3rd December 1918

Socialist campaigner John Maclean is released from prison

John Maclean was a parliamentary candidate, Bolshevik consul in Scotland, and teacher, who lost his job teaching in schools when arrested in 1915 under the Defence of the Realm Act because of his opposition to British involvement in the First World War. Giving speeches outside recruiting stations was seen as contrary to the terms of the Act, and he was sentenced to three years’ penal servitude in 1916.

A statement by the British Socialist Party, published in the 20 April 1916 edition of Justice said that it “views with deep concern the brutally vindictive sentence passed at Edinburgh against John Maclean and calls upon the Labour members of the House of Commons to raise vigorous protest with the object of getting the sentence quashed, and hopes that the organised workers will also use every means in their power to this end.”

Severe sentence

It wasn’t only the British Socialist Party who supported his cause, though.
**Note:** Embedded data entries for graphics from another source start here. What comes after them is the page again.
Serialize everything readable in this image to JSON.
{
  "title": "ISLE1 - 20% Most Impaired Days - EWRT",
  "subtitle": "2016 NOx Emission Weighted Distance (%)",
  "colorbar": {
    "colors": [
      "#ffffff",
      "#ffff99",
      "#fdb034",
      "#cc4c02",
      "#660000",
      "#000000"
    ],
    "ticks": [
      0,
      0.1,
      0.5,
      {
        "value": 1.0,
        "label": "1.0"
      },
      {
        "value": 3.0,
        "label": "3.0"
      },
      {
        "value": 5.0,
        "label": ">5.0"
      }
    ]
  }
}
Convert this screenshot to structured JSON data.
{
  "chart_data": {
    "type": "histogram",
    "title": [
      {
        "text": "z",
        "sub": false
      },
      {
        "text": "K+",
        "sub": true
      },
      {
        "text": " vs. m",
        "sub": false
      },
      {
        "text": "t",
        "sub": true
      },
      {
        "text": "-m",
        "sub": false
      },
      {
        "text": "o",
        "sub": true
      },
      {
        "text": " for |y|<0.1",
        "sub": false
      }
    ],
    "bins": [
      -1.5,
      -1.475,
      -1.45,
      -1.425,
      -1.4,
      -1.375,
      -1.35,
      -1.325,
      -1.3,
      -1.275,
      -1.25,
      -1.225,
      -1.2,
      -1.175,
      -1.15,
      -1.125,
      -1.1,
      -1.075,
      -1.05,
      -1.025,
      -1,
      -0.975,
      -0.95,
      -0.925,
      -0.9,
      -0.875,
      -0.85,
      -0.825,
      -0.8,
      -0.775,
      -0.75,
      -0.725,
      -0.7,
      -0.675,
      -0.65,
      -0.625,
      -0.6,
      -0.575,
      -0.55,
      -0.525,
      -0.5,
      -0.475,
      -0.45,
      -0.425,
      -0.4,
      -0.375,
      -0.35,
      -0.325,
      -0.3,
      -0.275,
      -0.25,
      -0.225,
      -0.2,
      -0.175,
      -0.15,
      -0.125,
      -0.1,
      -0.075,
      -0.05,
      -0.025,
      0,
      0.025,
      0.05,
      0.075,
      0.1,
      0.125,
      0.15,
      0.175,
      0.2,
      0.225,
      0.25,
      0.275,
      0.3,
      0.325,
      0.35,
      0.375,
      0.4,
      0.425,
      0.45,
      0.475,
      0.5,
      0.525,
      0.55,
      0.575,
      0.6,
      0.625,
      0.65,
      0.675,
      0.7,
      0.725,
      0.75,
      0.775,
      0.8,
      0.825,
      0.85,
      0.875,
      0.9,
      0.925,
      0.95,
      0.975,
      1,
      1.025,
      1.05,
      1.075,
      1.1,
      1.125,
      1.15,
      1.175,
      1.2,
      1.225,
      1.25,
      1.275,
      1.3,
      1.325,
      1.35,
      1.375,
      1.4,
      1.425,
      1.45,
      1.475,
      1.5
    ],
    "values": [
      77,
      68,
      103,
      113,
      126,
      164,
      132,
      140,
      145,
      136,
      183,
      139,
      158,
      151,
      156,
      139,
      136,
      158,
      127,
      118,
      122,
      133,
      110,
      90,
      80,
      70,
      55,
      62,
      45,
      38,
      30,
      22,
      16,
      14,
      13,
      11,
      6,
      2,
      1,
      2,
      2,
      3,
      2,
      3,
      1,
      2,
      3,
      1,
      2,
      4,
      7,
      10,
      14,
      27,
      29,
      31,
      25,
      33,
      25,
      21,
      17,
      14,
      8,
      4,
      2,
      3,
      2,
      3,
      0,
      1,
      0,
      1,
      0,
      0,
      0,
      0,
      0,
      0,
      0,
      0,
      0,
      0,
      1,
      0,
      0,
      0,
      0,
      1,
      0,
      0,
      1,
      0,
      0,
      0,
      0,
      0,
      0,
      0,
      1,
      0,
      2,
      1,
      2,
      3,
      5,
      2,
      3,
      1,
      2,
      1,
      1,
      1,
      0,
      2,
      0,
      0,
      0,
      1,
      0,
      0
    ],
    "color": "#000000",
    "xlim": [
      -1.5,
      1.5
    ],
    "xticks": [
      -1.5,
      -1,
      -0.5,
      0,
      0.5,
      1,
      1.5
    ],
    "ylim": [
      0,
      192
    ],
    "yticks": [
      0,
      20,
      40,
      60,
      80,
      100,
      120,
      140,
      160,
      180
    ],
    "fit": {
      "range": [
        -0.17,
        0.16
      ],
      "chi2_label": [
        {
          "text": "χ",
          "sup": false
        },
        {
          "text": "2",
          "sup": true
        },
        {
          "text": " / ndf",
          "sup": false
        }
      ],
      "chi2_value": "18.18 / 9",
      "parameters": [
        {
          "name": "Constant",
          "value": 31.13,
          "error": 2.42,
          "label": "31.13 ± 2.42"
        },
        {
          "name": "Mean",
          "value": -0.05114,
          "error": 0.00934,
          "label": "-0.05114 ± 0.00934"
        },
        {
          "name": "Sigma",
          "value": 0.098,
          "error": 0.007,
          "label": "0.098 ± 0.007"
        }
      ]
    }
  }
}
A printed letter in the Aberdeen Press and Journal seven days later said that “the severe sentence… discloses the drastic coercive powers vested in the Executive Government by the Defence of the Realm Order in Council. There is the ominous fact of a sentence of penal servitude being obtained in a political prosecution wherein not a single independent witness was produced by the Crown [despite the fact that] the police evidence showed that the six meetings addressed by Mr Maclean were attended respectively by audiences ranging from 150 to 5000 people.”

As the letter-writer described it, the judge and jury had been put in an impossible position. Either they could convict Maclean, or they would, in effect, be passing a verdict of guilty on the 23 police who had testified against him of having concocted false evidence.

Released and rearrested

He was released in 1917, but arrested on charges of sedition the following April, on the basis of the contents of speeches he had given. He was tried in May and sentenced to a further five years’ penal servitude and, when he went on hunger strike, was force-fed by tube while in prison. Although he was released on 3 December 1918, his health was irreparably damaged, and he died of pneumonia, aged 44, in November 1923.

On 4 December 1923, The Scotsman reported that 3000 people had attended his funeral at Glasgow’s Eastwood New Cemetery.